Wednesday, November 21, 2007

PCV Dictionary

So, for all of those out there reading this blog who are family members of my fellow volunteers here… this one’s for you. I’m going to give you all a little dictionary for words and phrases that might be trickling in to the conversations you are having. These are all either Arabic or Tamazight/Tashelheit words that we use ALL THE TIME! Here is how this is going to work… I’m going to put a word in italics and then give you the definition. After the definition, in parentheses, I’m going to tell what we probably mean when we’re using it or what the context is. The spelling on all of these is arbitrary transliteration so don’t judge me.

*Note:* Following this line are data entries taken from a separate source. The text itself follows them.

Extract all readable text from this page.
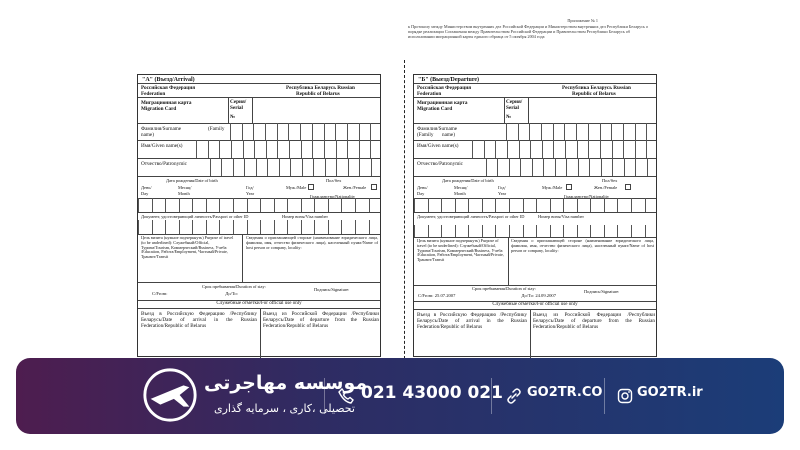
Приложение № 1
к Протоколу между Министерством внутренних дел Российской Федерации и Министерством внутренних дел Республики Беларусь о порядке реализации Соглашения между Правительством Российской Федерации и Правительством Республики Беларусь об использовании миграционной карты единого образца от 5 октября 2004 года
"А" (Въезд/Arrival)
Российская Федерация
Federation
Республика Беларусь Russian
Republic of Belarus
Миграционная карта
Migration Card
Серия/
Serial
№
Фамилия/Surname	(Family
name)
Имя/Given name(s)
Отчество/Patronymic
Дата рождения/Date of birth
День/
Day
Месяц/
Month
Год/
Year
Пол/Sex
Муж./Male	Жен./Female
Гражданство/Nationality
Документ, удостоверяющий личность/Passport or other ID	Номер визы/Visa number
Цель визита (нужное подчеркнуть) Purpose of travel (to be underlined): Служебный/Official, Туризм/Tourism, Коммерческий/Business, Учеба /Education, Работа/Employment, Частный/Private, Транзит/Transit
Сведения о приглашающей стороне (наименование юридического лица, фамилия, имя, отчество физического лица), населенный пункт/Name of host person or company, locality:
Срок пребывания/Duration of stay:
Подпись/Signature:
С/From:	До/To:
Служебные отметки/For official use only
Въезд в Российскую Федерацию /Республику Беларусь/Date of arrival in the Russian Federation/Republic of Belarus
Выезд из Российской Федерации /Республики Беларусь/Date of departure from the Russian Federation/Republic of Belarus
"Б" (Выезд/Departure)
Российская Федерация
Federation
Республика Беларусь Russian
Republic of Belarus
Миграционная карта
Migration Card
Серия/
Serial
№
Фамилия/Surname
(Family name)
Имя/Given name(s)
Отчество/Patronymic
Дата рождения/Date of birth
День/
Day
Месяц/
Month
Год/
Year
Пол/Sex
Муж./Male	Жен./Female
Гражданство/Nationality
Документ, удостоверяющий личность/Passport or other ID	Номер визы/Visa number
Цель визита (нужное подчеркнуть) Purpose of travel (to be underlined): Служебный/Official, Туризм/Tourism, Коммерческий/Business, Учеба /Education, Работа/Employment, Частный/Private, Транзит/Transit
Сведения о приглашающей стороне (наименование юридического лица, фамилия, имя, отчество физического лица), населенный пункт/Name of host person or company, locality:
Срок пребывания/Duration of stay:
Подпись/Signature:
С/From: 25.07.2007	До/To: 24.09.2007
Служебные отметки/For official use only
Въезд в Российскую Федерацию /Республику Беларусь/Date of arrival in the Russian Federation/Republic of Belarus
Выезд из Российской Федерации /Республики Беларусь/Date of departure from the Russian Federation/Republic of Belarus
موسسه مهاجرتی
تحصیلی ،کاری ، سرمایه گذاری
021 43000 021 GO2TR.CO	GO2TR.ir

Insha’allah- “God willing” (this is probably used in every sentence and is the most used phrase. We use this whenever we say something about the present or future. For example, “I’m going to town today, insha’allah” or “I think I’ll eat nachos today, insha’allah.” Occasionally you’ll hear someone use it for the past tense which still doesn’t make sense to me, eg “I went to Mrirt yesterday, insha’allah.” If you have any insight on that one let me know. Now when talking to someone you have to pay attention to the inflection because it quite possibly could mean, “you are absolutely smoking something if you think that’s ever happening.”

Hmdullah- “thanks be to God” (this is probably our second most used phrase and pretty self-explanatory)

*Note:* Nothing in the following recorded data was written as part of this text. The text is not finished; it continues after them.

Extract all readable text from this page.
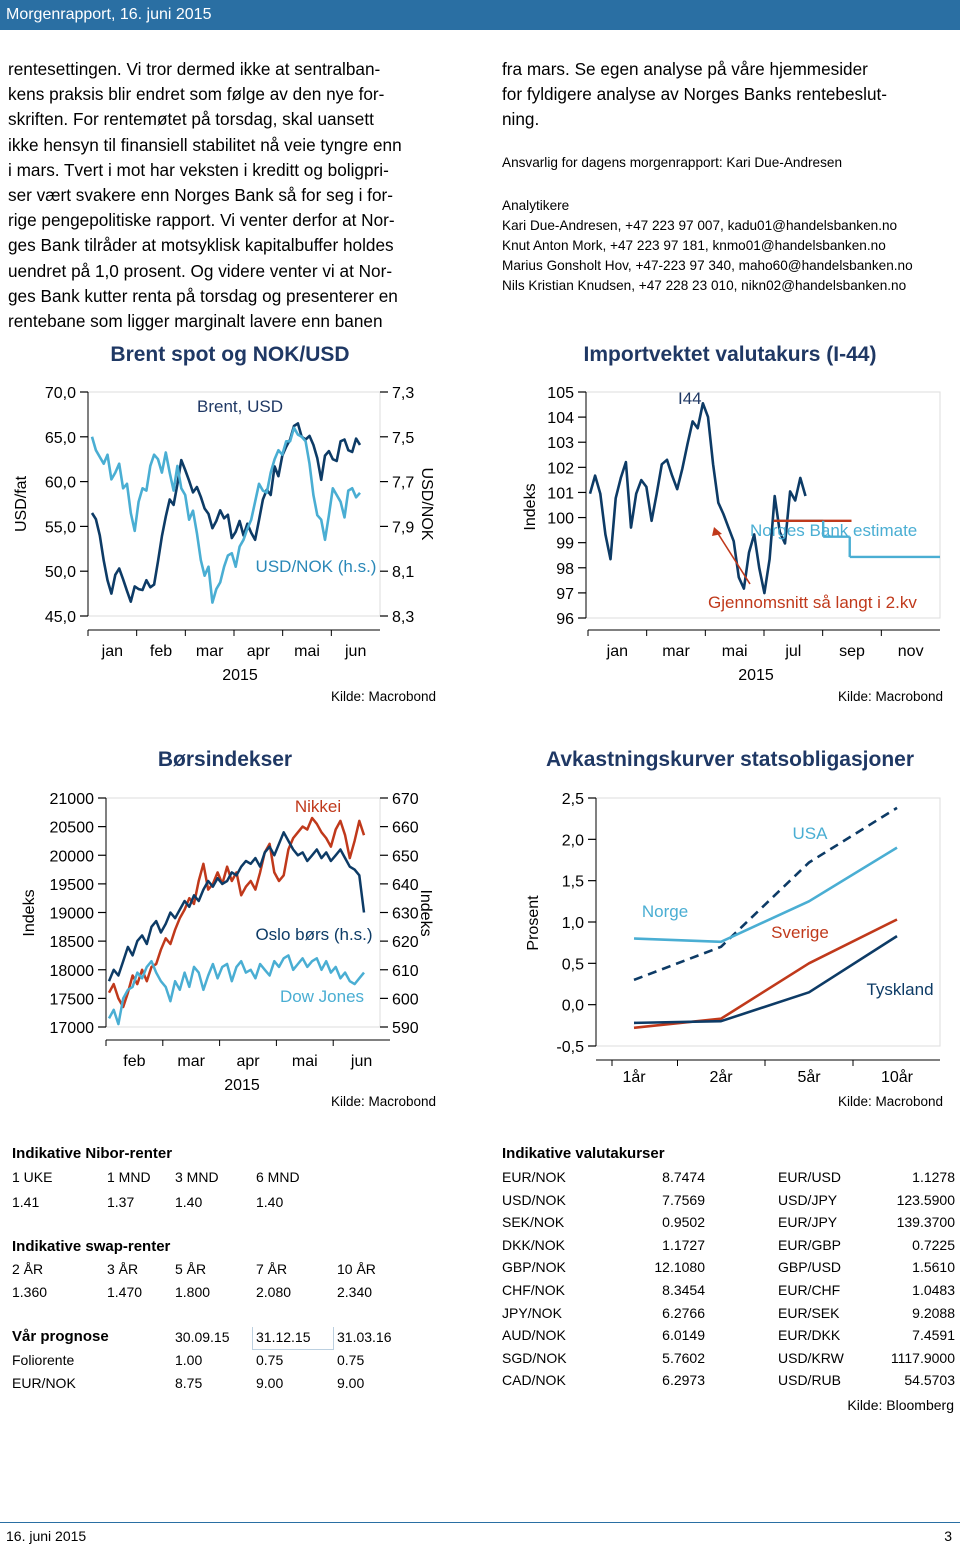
Morgenrapport, 16. juni 2015
rentesettingen. Vi tror dermed ikke at sentralban-
kens praksis blir endret som følge av den nye for-
skriften. For rentemøtet på torsdag, skal uansett
ikke hensyn til finansiell stabilitet nå veie tyngre enn
i mars. Tvert i mot har veksten i kreditt og boligpri-
ser vært svakere enn Norges Bank så for seg i for-
rige pengepolitiske rapport. Vi venter derfor at Nor-
ges Bank tilråder at motsyklisk kapitalbuffer holdes
uendret på 1,0 prosent. Og videre venter vi at Nor-
ges Bank kutter renta på torsdag og presenterer en
rentebane som ligger marginalt lavere enn banen
fra mars. Se egen analyse på våre hjemmesider
for fyldigere analyse av Norges Banks rentebeslut-
ning.
Ansvarlig for dagens morgenrapport: Kari Due-Andresen
Analytikere
Kari Due-Andresen, +47 223 97 007, kadu01@handelsbanken.no
Knut Anton Mork, +47 223 97 181, knmo01@handelsbanken.no
Marius Gonsholt Hov, +47-223 97 340, maho60@handelsbanken.no
Nils Kristian Knudsen, +47 228 23 010, nikn02@handelsbanken.no
Brent spot og NOK/USD
70,0
65,0
60,0
55,0
50,0
45,0
7,3
7,5
7,7
7,9
8,1
8,3
jan feb mar apr mai jun
2015
USD/fat	USD/NOK
Brent, USD
USD/NOK (h.s.)
Kilde: Macrobond
Importvektet valutakurs (I-44)
105
104
103
102
101
100
99
98
97
96
jan mar mai jul sep nov
2015
Indeks
I44
Norges Bank estimate
Gjennomsnitt så langt i 2.kv
Kilde: Macrobond
Børsindekser
21000
20500
20000
19500
19000
18500
18000
17500
17000
670
660
650
640
630
620
610
600
590
feb mar apr mai jun
2015
Indeks	Indeks
Nikkei
Oslo børs (h.s.)
Dow Jones
Kilde: Macrobond
Avkastningskurver statsobligasjoner
2,5
2,0
1,5
1,0
0,5
0,0
-0,5
Prosent
1år	2år	5år	10år
USA
Norge
Sverige
Tyskland
Kilde: Macrobond
Indikative Nibor-renter
1 UKE	1 MND 3 MND	6 MND
1.41	1.37	1.40	1.40
Indikative swap-renter
2 ÅR	3 ÅR	5 ÅR	7 ÅR	10 ÅR
1.360	1.470 1.800	2.080	2.340
Vår prognose	30.09.15 31.12.15 31.03.16
Foliorente	1.00	0.75	0.75
EUR/NOK	8.75	9.00	9.00
Indikative valutakurser
Kilde: Bloomberg
EUR/NOK	8.7474	EUR/USD	1.1278
USD/NOK	7.7569	USD/JPY	123.5900
SEK/NOK	0.9502	EUR/JPY	139.3700
DKK/NOK	1.1727	EUR/GBP	0.7225
GBP/NOK	12.1080	GBP/USD	1.5610
CHF/NOK	8.3454	EUR/CHF	1.0483
JPY/NOK	6.2766	EUR/SEK	9.2088
AUD/NOK	6.0149	EUR/DKK	7.4591
SGD/NOK	5.7602	USD/KRW	1117.9000
CAD/NOK	6.2973	USD/RUB	54.5703
16. juni 2015	3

Shwiya- a little bit, marginal (if used as a noun, we’re probably saying it’s not that great)

Bzzef- A lot (On this word people can make some really funny inflections)

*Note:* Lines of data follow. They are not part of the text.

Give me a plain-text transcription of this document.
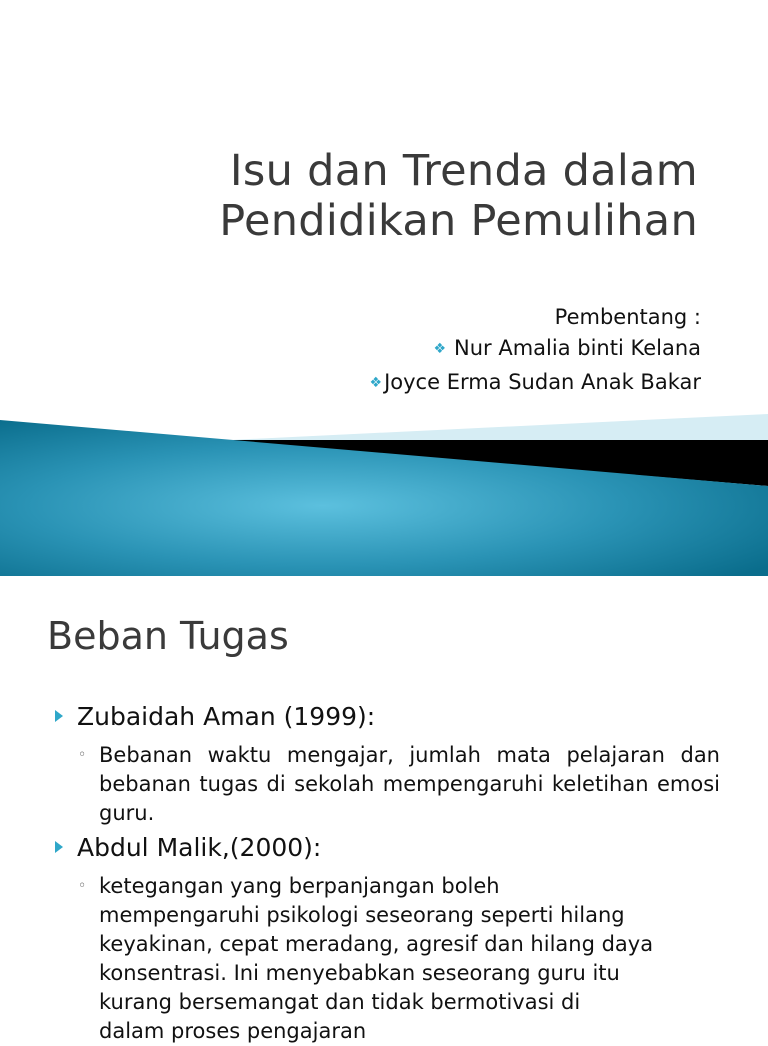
Isu dan Trenda dalam
Pendidikan Pemulihan
Pembentang :
❖ Nur Amalia binti Kelana
❖Joyce Erma Sudan Anak Bakar
Beban Tugas
Zubaidah Aman (1999):
◦ Bebanan waktu mengajar, jumlah mata pelajaran dan bebanan tugas di sekolah mempengaruhi keletihan emosi guru.
Abdul Malik,(2000):
◦ ketegangan yang berpanjangan boleh
mempengaruhi psikologi seseorang seperti hilang
keyakinan, cepat meradang, agresif dan hilang daya
konsentrasi. Ini menyebabkan seseorang guru itu
kurang bersemangat dan tidak bermotivasi di
dalam proses pengajaran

Zwina, iHla, izil, iغ uda, ifulki… - good, cool, awesome, amazing, fantastic, etc. (all of these are various regional Berber dialects, except the first is Arabic. There are more, but these are the main ones that I’ve run into)

Imkin- maybe

Souq- this is the weekly market that almost all of us go to in order to get vegetables and random other stuff. (It’s quite the event and depending on your mood could be really stressful or invigorating. It’s also a great place to get crazy used clothes)

Miskin- poor thing (so this is the nickname practically all of us go by. So whenever we answer questions about whether or not we are married, or how long we’re here for, or if we have to cook for ourselves, etc, the invariable response is “oh you poor thing.” We also use this to describe pathetic looking vegetables, animals, or really anything… eg. “Those are miskin looking carrots.”)

So these are some of the words that have become almost second nature to most of us and it pops in and out of our English conversations. There are quite a bit more, but this will get you started. I just thought I’d give you a reference so you can understand your loved ones. Enjoy!


kristin hansen said...

Thanks, Samuel! I continue to enjoy your blog! Mara does use some of those words mixed with English and then I'm left wondering. The trip entry will help us plan our trip in May too. I do think the town of Essou.....??? sounds just right. I hope we're able to meet you then.
You friends take care of each other in that faraway place, okay? Enjoy your days and thanks again for sharing good stories and information.

Kristin Hansen

Scriptrix said...

The usage your describe for "Miskin" reminds me of the way people in the south tend to use "Oh, bless your heart" - which seems to range from sincere pity to gentle disparagement.

Deane said...

Thank you, Samuel -
I'm planning on a short visit to Morocco in May '08 and these will come in handy, for sure.